The museum is housed the town’s former English Church, the airy nave of which on the ground floor, serves as an art gallery. From here you can look out to the wooded slopes of the valley to the west and the gorge of the Reichenbach Falls, where Holmes and his arch-enemy Professor Moriaty fought to the death in Conan Doyle’s story The Final Problem.

Today we’re looking towards the Falls over the big top of a travelling circus, hopefully one that is less prone to disaster than the circus described in The Adventure of the Veiled Lodger.

The Reichenbach Falls

I take the chance to do a little drawing when we take the funicular railway up to the Falls as I’ve got my own Sherlock Holmes project to complete. I’ve been working on it off and on for nine years so I hope that I’ll be inspired to finish my book by visiting the ledge where Holmes fought the Professor.

‘He is the Napoleon of Crime, Watson’, says Holmes, ‘the organiser of half that is evil and nearly all that is undetected in this great city…’

The criminal mastermind is still at work today in Meiringen; returning from the Falls, Barbara and I are about to follow a narrow walkway alongside some roadworks when the wind starts toppling the barrier and its sturdy posts from the far end towards us in a domino effect.

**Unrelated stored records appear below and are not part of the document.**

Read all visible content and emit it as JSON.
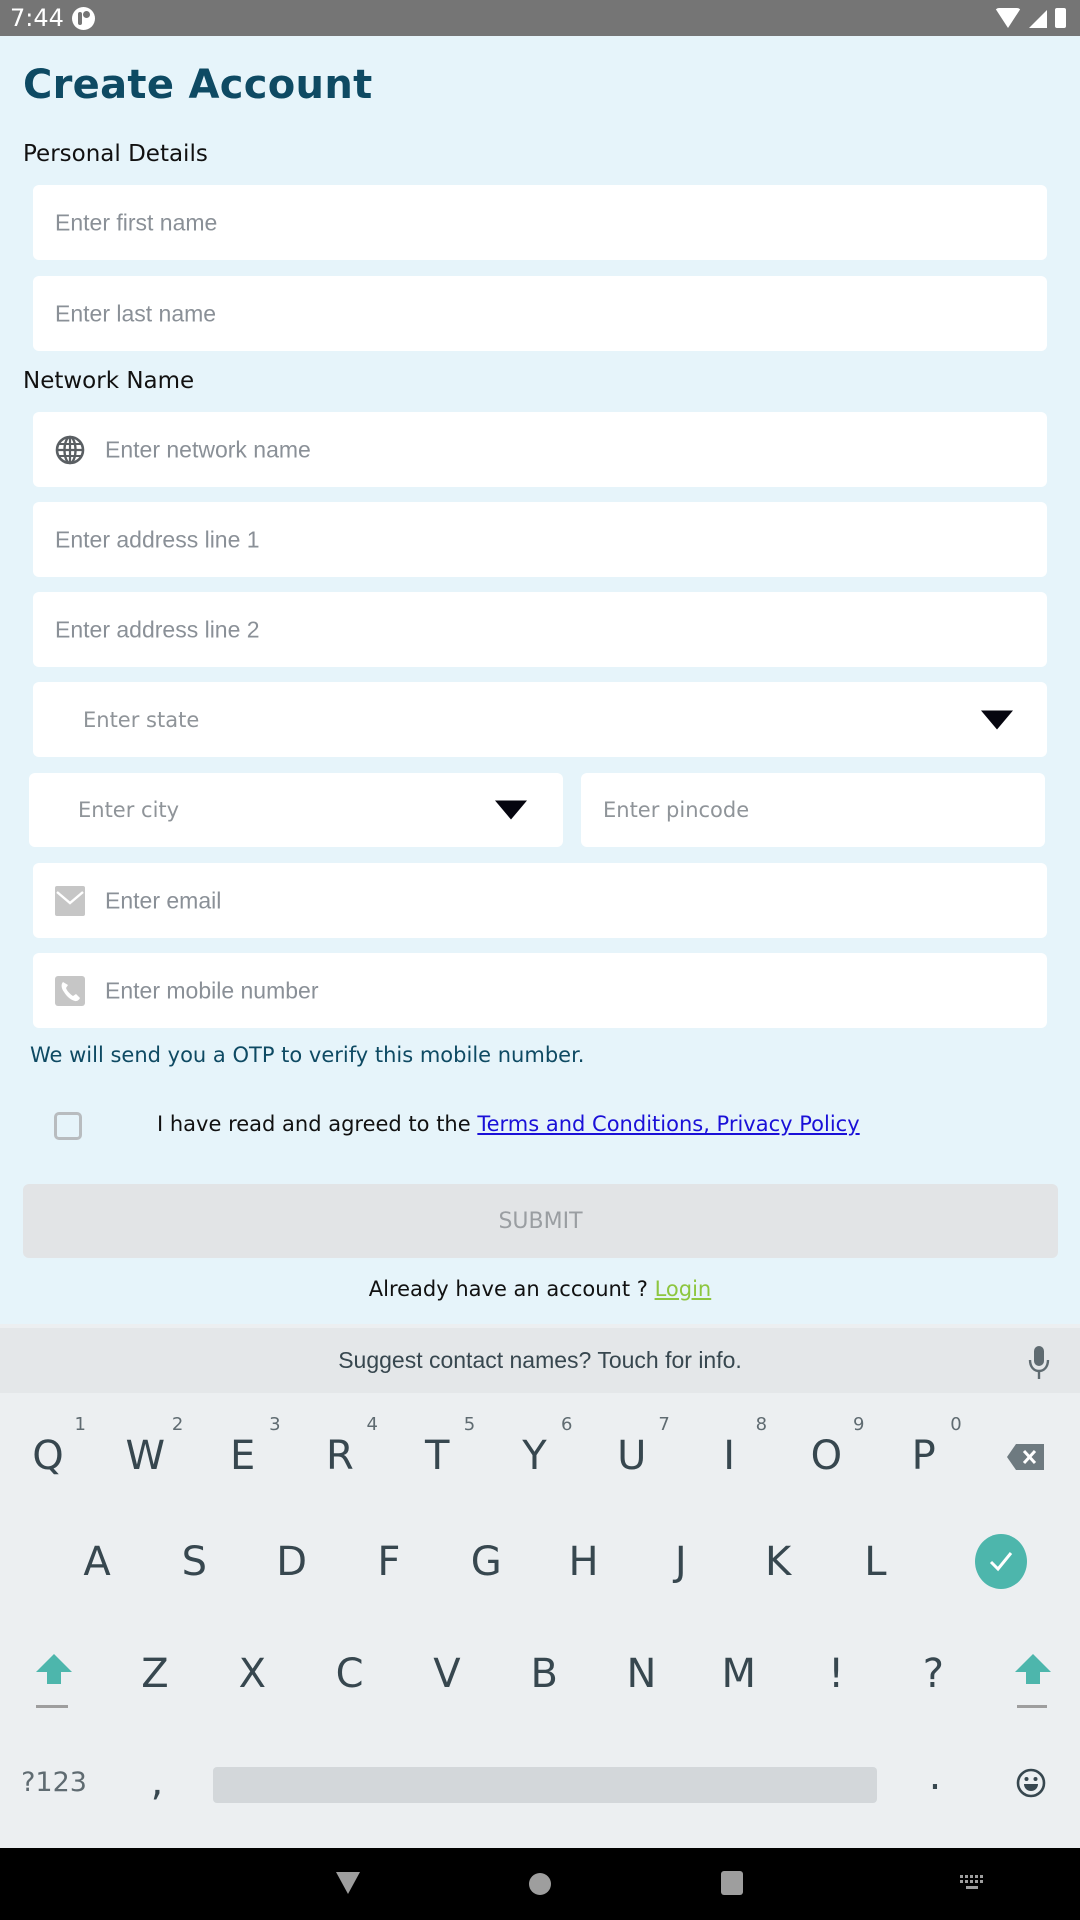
{
  "status_bar": {
    "time": "7:44",
    "icons": [
      "app-notification-icon",
      "wifi-icon",
      "signal-icon",
      "battery-icon"
    ]
  },
  "page": {
    "title": "Create Account",
    "sections": {
      "personal": "Personal Details",
      "network": "Network Name"
    }
  },
  "form": {
    "first_name": {
      "placeholder": "Enter first name",
      "value": ""
    },
    "last_name": {
      "placeholder": "Enter last name",
      "value": ""
    },
    "network_name": {
      "placeholder": "Enter network name",
      "value": "",
      "icon": "globe-icon"
    },
    "address_line_1": {
      "placeholder": "Enter address line 1",
      "value": ""
    },
    "address_line_2": {
      "placeholder": "Enter address line 2",
      "value": ""
    },
    "state": {
      "placeholder": "Enter state",
      "value": "",
      "icon": "dropdown-caret-icon"
    },
    "city": {
      "placeholder": "Enter city",
      "value": "",
      "icon": "dropdown-caret-icon"
    },
    "pincode": {
      "placeholder": "Enter pincode",
      "value": ""
    },
    "email": {
      "placeholder": "Enter email",
      "value": "",
      "icon": "mail-icon"
    },
    "mobile": {
      "placeholder": "Enter mobile number",
      "value": "",
      "icon": "phone-icon"
    },
    "otp_note": "We will send you a OTP to verify this mobile number.",
    "terms": {
      "checked": false,
      "prefix": "I have read and agreed to the ",
      "link": "Terms and Conditions, Privacy Policy "
    },
    "submit_label": "SUBMIT",
    "login_prompt": "Already have an account ? ",
    "login_link": "Login"
  },
  "keyboard": {
    "suggestion": "Suggest contact names? Touch for info.",
    "row1": [
      {
        "key": "Q",
        "hint": "1"
      },
      {
        "key": "W",
        "hint": "2"
      },
      {
        "key": "E",
        "hint": "3"
      },
      {
        "key": "R",
        "hint": "4"
      },
      {
        "key": "T",
        "hint": "5"
      },
      {
        "key": "Y",
        "hint": "6"
      },
      {
        "key": "U",
        "hint": "7"
      },
      {
        "key": "I",
        "hint": "8"
      },
      {
        "key": "O",
        "hint": "9"
      },
      {
        "key": "P",
        "hint": "0"
      }
    ],
    "row2": [
      "A",
      "S",
      "D",
      "F",
      "G",
      "H",
      "J",
      "K",
      "L"
    ],
    "row3": [
      "Z",
      "X",
      "C",
      "V",
      "B",
      "N",
      "M",
      "!",
      "?"
    ],
    "row4": {
      "symbols": "?123",
      "comma": ",",
      "period": "."
    }
  },
  "colors": {
    "background": "#e6f4fa",
    "title": "#0e4a63",
    "link": "#1a10d8",
    "login_link": "#8dc63f",
    "keyboard_accent": "#4db6ac"
  }
}
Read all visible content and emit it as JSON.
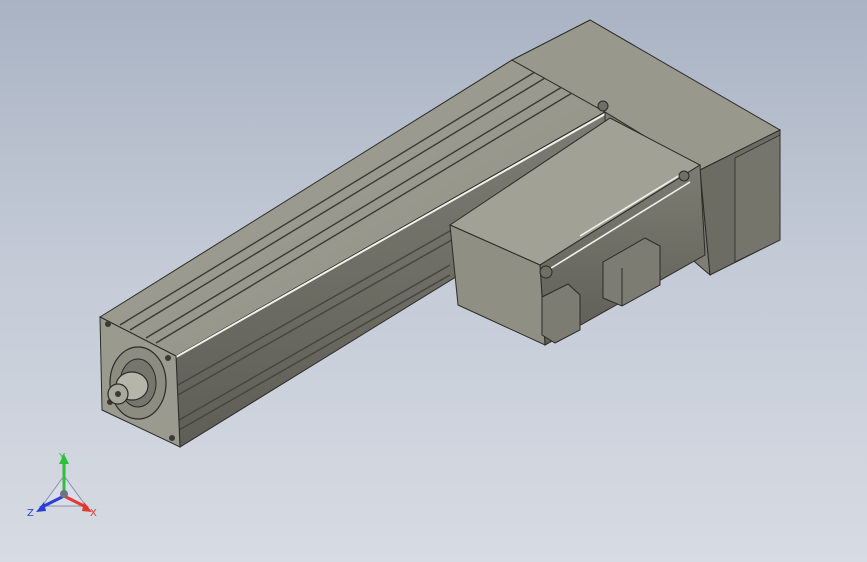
{
  "viewport": {
    "background_top": "#a9b3c3",
    "background_bottom": "#d7dbe3",
    "model_color": "#8a8a80",
    "model_dark": "#5f5f58",
    "model_light": "#b9b9ae"
  },
  "triad": {
    "x_label": "X",
    "y_label": "Y",
    "z_label": "Z",
    "x_color": "#e23a2e",
    "y_color": "#2fbf3a",
    "z_color": "#2a3fd6"
  }
}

A narrow escape!

This gasogene, a Victorian soda syphon, is just one of the authentic period details in Sherlock’s study. My drawing has turned out even more wobbly than usual, possibly due the effect of looking sideways in low light my new varifocal glasses. Or was it the narrow escape we’d just had . . . or the effects of being on a rather slender budget and being unable to fortify ourselves by sampling one of the famous Meiringen meringues!

Standing on the sideboard by the gasogene (far right in my photograph above) – and also tantalizingly out of our reach – is a tantalus; a stand for decanters which can be locked up while remaining visible.

Graham Moore’s novel The Holmes Affair starts at the Reichenbach Falls and ends with a note recommending that, if the reader should ever find him, or her, -self in Meiringen, that they should visit the Sherlock Holmes Museum and take a close look at some of the exhibits.

I’d second that.

Swiss Mountain Dog

You can’t see the Falls themselves from Meiringen station but you can see the cliff of the gorge and the star that marks the place on the ledge where Holmes and Moriaty fought.

I draw some of the crags as we take the train back alongside Lake Brienz (Brienzersee) to Interlaken.

This morning, as we waited for the train at Wengen, I drew this Swiss Mountain Dog. That isn’t brandy in his barrel; he carries his own supplyof water and, in two small panniers, his dogfood.

Barn on the slopes to the east of Lauterbrunnen station.